We are not required to pay you if we exercise any of the rights specified above. There are no other circumstances that permit us to modify your territorial rights. You have no options, rights of first refusal, or similar rights to acquire additional franchises and you do not have the right to subfranchise. Although we and our affiliates have the right to do so (as described above), we and our affiliates have not operated or franchised, and have no plans to operate or franchise, other businesses. However, we have introduced a line of proprietary and private label products that you may purchase for sale at your salon and that we intend to sell through other channels of distribution, such as kiosks located at shopping malls and other high traffic locations and the Internet.

Continuation of your Franchise or territorial rights does not depend on your achieving a certain sales volume, market penetration, or other contingency. Your development rights terminate if you fail to comply with the development schedule. We do not restrict you from soliciting customers from outside your Territory, however, any use of the Internet in connection with the operation of your Business must in the manner that we specify or approve.

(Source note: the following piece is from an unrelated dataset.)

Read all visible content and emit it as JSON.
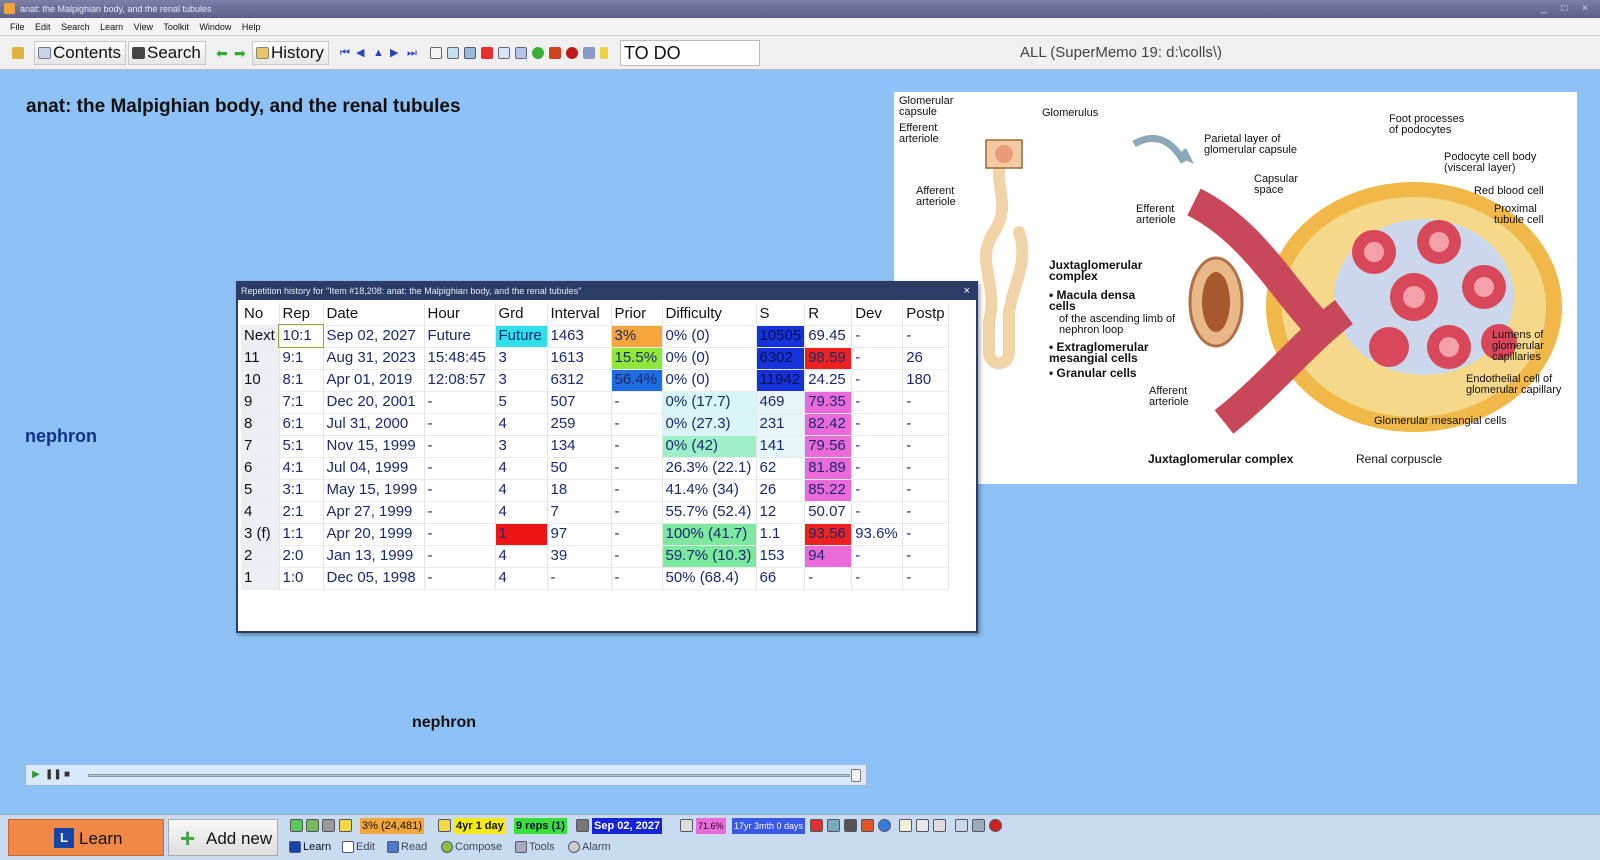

Item 15: Obligation to Participate in the Actual Operation of the Franchise Business

You (or, if you are an entity, your managing owner) must act as the general manager of the Business with responsibility for direct, on-premises supervision of the Business. You (or your managing owner) must devote full time and efforts to the management and supervision of the Business. You must at all times faithfully, honestly, and diligently perform your contractual obligations and use best efforts to promote and enhance the Business. System Standards may regulate the Business’s staffing levels, identifying the Business’s personnel, and employee qualifications, training, dress, and appearance. If you are a legal entity, you must appoint a shareholder, member, or partner (as applicable) to be your “Managing Owner,” responsible for overseeing and supervising the Business’s operation. You will need a full-time manager or part-time receptionists, unless you elect to fulfill one or both of these roles.

You must keep us informed at all times of the identity of any supervisory employees acting as assistant managers of the Business. Your assistant managers need not have an equity interest in the Business or you but must agree in writing to preserve confidential information to which they have access and not to compete with you, us, and other franchisees. We may regulate the form of agreement that you use and must be a third-party beneficiary of that agreement with independent enforcement rights. If you are a corporation, limited liability company or partnership and you enter into a franchise agreement with us, each individual who or entity that holds a twenty percent (20%) or greater ownership or beneficial ownership interest in you, directly or indirectly (including each individual holding a fifty (50%) or greater interest in any partnership or corporation which has a twenty percent (20%) or greater interest in you) must enter into a continuing Personal Guaranty Agreement and a Personal Assumption of Obligations, which are attached to the Franchise Agreement as Exhibits A and B.

If you are a corporation, limited liability company or partnership and you enter into a development agreement with us, each of your owners must personally assume your obligations under the development agreement pursuant to the “Personal Assumption of Obligations” that is attached to the Development Agreement as Attachment C.

Item 16: RESTRICTIONS ON WHAT THE FRANCHISEE MAY SELL

You must offer and sell all products and services that we periodically require for a PHENIX SALON SUITES Business and you may not offer or sell any products or offer any services that we have not authorized or approved. (See Item 8) We periodically may change required and/or authorized Items and there are no limits on our right to do so. (See Item 8) We do not impose any restrictions or conditions that limit your access to customers, however, your use of the Internet in connection with the operation of the Business is restricted.